Phishing Email: MyCardiff_StaffPortal attachment
Incident Report for Cardiff University
Resolved
This incident is now resolved.

Anybody who is concerned they may have been affected by disclosing personal information is encouraged to utilise the UK's national Action Fraud resource, which can be found at https://www.actionfraud.police.uk
Posted Sep 14, 2022 - 11:59 BST
Monitoring
Instances of the phishing email have been removed, and the website attempting to trick users into disclosing personal information was blocked through the University campus network, through opening the link in Office 365, and by the University Sophos anti-virus software.

Anybody who is concerned they may have been affected by disclosing personal information is encouraged to utilise the UK's national Action Fraud resource, which can be found at https://www.actionfraud.police.uk
Posted Aug 02, 2022 - 16:00 BST
Update
Information is available on the intranet on how to spot and respond to phishing emails:
Staff intranet - https://intranet.cardiff.ac.uk/staff/supporting-your-work/it-support/security-and-scams/scam-emails
Student intranet - https://intranet.cardiff.ac.uk/students/it-support/security-and-scams/scam-emails

• Telephone the IT Service Desk urgently if you have entered your username/password into a fake login site, or if you have opened a suspect attachment on an email - do not email the IT Service Desk in these situations, instead telephone them or live chat them as a speedy response can be important
• Inform IT about a suspected phishing email by using the Report Message button within Outlook - there is no need to email IT or forward the phish email in addition to this
Posted Aug 02, 2022 - 11:07 BST
Identified
We are aware that a number of users have received a phishing email relating to a fictitious staff portal.

These phishing emails have a subject line similar to "PLEASE READ: Important Message" and seem to come from support@minekc.com. The email refers to an important message from Staff Portal, and asks that the attachment on the email be opened to proceed. The email has an attachment named MyCardiff_Staff_Portal.html which ultimately prompts for username and password.

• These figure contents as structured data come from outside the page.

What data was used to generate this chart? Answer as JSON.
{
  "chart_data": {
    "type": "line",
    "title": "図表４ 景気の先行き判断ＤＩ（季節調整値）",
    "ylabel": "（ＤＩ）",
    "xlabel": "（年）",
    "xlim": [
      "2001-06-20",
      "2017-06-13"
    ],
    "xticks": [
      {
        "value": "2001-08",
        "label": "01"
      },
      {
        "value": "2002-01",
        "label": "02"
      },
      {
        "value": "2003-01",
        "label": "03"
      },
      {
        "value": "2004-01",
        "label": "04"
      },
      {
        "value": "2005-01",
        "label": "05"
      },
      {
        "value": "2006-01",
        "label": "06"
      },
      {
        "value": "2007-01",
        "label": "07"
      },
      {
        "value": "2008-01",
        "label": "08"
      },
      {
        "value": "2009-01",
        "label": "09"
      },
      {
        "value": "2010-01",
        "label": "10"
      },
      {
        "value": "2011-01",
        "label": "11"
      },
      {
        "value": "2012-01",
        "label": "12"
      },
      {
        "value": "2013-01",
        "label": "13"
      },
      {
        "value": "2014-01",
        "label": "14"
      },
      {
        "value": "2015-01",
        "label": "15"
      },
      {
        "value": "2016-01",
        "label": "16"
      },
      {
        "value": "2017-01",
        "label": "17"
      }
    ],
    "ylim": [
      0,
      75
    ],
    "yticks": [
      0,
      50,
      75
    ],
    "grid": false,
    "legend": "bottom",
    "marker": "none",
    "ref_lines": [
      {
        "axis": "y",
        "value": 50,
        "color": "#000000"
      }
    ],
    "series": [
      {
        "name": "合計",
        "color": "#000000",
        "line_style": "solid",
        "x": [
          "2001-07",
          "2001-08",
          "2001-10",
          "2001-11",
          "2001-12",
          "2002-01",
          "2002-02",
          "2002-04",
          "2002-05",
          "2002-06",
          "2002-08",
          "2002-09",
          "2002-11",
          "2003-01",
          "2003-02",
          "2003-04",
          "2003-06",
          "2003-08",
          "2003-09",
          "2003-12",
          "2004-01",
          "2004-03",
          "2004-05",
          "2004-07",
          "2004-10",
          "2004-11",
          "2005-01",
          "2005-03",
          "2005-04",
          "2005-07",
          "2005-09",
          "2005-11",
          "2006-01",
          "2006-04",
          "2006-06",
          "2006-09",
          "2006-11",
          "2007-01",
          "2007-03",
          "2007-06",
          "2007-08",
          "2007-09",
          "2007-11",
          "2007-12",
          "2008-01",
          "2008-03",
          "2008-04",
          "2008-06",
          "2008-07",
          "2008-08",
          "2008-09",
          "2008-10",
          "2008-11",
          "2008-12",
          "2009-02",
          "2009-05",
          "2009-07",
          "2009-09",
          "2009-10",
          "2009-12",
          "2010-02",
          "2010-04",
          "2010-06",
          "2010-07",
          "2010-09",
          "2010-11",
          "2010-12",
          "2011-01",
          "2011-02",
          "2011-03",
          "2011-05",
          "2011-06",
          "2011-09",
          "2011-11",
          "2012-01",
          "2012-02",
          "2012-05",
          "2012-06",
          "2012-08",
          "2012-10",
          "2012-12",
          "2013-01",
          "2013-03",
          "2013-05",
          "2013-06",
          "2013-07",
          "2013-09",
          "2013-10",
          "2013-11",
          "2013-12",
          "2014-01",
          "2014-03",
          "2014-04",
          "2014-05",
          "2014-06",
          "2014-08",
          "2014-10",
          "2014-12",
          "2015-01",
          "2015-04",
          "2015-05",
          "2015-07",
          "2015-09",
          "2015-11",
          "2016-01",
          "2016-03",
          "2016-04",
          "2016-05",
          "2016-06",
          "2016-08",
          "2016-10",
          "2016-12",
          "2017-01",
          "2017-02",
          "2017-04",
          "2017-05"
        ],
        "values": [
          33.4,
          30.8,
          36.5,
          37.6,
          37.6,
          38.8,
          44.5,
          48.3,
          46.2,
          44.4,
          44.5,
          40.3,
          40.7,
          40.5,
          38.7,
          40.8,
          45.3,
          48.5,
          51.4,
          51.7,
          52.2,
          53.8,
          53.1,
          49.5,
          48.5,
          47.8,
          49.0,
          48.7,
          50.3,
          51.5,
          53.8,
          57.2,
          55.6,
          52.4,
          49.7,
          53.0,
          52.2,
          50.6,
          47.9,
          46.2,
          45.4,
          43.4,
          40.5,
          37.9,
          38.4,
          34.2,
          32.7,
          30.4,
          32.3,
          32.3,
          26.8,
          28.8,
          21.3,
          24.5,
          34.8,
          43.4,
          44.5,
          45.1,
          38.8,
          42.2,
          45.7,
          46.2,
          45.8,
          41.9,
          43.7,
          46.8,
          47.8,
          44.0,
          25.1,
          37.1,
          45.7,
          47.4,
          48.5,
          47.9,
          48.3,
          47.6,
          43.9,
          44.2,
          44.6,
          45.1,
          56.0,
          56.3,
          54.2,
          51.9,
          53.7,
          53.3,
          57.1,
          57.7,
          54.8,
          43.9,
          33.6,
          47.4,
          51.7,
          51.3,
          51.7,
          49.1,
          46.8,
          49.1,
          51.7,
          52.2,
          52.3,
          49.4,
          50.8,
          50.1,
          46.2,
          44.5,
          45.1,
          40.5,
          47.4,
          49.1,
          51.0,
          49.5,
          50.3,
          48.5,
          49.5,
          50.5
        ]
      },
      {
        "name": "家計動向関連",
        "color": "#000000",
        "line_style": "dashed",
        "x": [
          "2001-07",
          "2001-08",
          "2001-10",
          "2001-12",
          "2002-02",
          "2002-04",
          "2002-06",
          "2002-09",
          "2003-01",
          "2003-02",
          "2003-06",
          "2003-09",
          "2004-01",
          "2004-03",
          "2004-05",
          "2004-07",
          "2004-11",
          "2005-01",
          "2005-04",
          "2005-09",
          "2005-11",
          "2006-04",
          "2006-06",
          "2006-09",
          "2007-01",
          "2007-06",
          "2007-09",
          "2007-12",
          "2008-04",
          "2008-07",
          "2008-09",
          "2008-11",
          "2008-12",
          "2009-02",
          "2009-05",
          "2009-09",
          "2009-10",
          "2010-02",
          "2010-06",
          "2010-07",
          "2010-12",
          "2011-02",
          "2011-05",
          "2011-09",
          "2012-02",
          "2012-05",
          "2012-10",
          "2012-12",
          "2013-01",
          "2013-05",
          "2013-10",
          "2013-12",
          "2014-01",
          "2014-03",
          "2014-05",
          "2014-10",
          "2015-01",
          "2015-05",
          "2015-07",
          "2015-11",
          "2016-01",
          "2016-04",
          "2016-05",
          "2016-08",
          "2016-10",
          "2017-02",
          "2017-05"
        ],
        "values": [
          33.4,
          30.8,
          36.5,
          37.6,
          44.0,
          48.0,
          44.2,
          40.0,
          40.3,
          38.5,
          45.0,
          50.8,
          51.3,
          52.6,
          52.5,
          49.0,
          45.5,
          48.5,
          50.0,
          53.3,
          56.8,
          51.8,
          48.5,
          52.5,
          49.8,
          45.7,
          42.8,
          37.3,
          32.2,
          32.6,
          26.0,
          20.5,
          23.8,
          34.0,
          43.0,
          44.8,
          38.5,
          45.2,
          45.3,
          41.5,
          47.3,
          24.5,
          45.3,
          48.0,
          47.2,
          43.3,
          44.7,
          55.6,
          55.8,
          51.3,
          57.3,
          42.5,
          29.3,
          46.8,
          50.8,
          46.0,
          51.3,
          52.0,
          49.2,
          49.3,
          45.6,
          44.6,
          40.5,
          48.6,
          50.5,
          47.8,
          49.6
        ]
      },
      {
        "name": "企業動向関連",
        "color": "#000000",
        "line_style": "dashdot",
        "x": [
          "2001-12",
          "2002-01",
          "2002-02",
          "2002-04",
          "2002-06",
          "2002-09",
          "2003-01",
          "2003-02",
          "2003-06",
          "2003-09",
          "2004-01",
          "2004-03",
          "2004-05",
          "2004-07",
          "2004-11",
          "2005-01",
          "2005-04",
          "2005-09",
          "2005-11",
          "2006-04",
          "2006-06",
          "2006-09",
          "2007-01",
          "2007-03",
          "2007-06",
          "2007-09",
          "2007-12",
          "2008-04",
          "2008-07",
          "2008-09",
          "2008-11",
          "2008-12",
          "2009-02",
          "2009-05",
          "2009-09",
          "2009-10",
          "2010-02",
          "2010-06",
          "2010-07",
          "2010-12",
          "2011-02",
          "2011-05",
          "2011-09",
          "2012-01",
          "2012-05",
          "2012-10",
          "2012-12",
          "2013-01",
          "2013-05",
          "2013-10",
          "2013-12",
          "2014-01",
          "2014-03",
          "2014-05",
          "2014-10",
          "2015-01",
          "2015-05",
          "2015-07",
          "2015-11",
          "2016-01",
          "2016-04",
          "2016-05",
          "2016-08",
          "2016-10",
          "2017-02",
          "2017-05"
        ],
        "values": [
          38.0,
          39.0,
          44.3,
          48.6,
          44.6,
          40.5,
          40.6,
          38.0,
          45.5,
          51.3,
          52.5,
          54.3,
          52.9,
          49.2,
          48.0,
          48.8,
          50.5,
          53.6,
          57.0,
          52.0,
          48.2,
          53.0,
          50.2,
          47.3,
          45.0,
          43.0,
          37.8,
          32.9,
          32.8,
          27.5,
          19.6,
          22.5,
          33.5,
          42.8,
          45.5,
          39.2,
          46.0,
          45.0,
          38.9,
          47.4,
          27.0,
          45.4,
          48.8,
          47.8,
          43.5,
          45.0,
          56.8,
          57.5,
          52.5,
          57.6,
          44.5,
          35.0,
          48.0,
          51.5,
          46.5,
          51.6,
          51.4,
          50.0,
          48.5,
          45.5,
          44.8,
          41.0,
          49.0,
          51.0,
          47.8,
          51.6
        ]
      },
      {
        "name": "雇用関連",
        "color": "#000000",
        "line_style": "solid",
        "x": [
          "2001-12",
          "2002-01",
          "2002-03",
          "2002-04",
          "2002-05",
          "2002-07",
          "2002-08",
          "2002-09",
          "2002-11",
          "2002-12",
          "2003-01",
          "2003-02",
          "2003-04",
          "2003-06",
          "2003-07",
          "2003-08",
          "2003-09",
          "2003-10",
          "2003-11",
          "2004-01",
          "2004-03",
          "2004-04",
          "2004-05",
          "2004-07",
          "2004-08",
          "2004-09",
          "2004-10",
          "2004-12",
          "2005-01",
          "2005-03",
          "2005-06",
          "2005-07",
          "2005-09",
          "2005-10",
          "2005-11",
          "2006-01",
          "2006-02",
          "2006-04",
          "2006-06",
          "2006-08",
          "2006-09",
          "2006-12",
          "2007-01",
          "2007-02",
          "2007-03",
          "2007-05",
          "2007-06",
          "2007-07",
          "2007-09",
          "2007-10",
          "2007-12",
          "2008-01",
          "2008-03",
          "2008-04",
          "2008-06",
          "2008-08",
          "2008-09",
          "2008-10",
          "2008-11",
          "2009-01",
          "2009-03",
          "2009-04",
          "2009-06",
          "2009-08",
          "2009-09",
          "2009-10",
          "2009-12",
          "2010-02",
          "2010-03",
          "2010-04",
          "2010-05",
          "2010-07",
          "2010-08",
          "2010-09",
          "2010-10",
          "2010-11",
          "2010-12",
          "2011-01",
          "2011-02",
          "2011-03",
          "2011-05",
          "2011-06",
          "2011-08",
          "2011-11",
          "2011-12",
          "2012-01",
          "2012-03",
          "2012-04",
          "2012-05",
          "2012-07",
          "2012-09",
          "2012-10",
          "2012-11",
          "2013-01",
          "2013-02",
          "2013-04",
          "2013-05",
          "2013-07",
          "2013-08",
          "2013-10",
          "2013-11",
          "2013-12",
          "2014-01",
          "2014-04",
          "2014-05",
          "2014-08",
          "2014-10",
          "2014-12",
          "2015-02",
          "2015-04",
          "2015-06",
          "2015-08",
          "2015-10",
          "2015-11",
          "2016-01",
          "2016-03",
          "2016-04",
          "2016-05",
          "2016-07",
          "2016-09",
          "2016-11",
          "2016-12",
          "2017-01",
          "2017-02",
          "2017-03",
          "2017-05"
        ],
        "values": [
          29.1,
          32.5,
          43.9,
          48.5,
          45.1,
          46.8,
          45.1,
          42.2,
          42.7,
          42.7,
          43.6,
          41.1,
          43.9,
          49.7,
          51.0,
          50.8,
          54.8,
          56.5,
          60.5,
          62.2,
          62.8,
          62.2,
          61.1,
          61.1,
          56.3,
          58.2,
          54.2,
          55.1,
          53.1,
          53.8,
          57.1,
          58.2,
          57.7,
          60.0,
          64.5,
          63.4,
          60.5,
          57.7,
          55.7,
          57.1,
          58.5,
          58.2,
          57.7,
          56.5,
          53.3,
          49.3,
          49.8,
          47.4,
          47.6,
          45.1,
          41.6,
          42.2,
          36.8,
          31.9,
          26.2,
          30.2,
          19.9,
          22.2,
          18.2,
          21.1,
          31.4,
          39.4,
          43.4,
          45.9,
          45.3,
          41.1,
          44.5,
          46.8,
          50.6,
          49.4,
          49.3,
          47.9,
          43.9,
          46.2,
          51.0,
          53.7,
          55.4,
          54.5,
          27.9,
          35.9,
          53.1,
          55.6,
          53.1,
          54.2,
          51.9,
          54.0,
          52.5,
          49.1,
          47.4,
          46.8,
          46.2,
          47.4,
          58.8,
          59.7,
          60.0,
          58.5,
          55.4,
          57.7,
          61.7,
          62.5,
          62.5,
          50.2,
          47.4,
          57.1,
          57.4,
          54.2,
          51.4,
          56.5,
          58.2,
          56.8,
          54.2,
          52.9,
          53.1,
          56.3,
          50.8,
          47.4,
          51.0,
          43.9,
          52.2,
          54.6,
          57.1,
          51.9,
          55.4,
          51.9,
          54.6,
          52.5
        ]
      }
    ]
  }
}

Work is already underway to find, remove, and block these malicious emails, along with any web addresses they link to.

Search for Scam emails on the staff or student intranet for information on how to spot phishing & scam emails, how to report them, how to get help from IT if affected, and how to stay safe online.
Posted Aug 02, 2022 - 09:50 BST
This incident affected: Communication & Collaboration (Email & Calendar (Outlook)).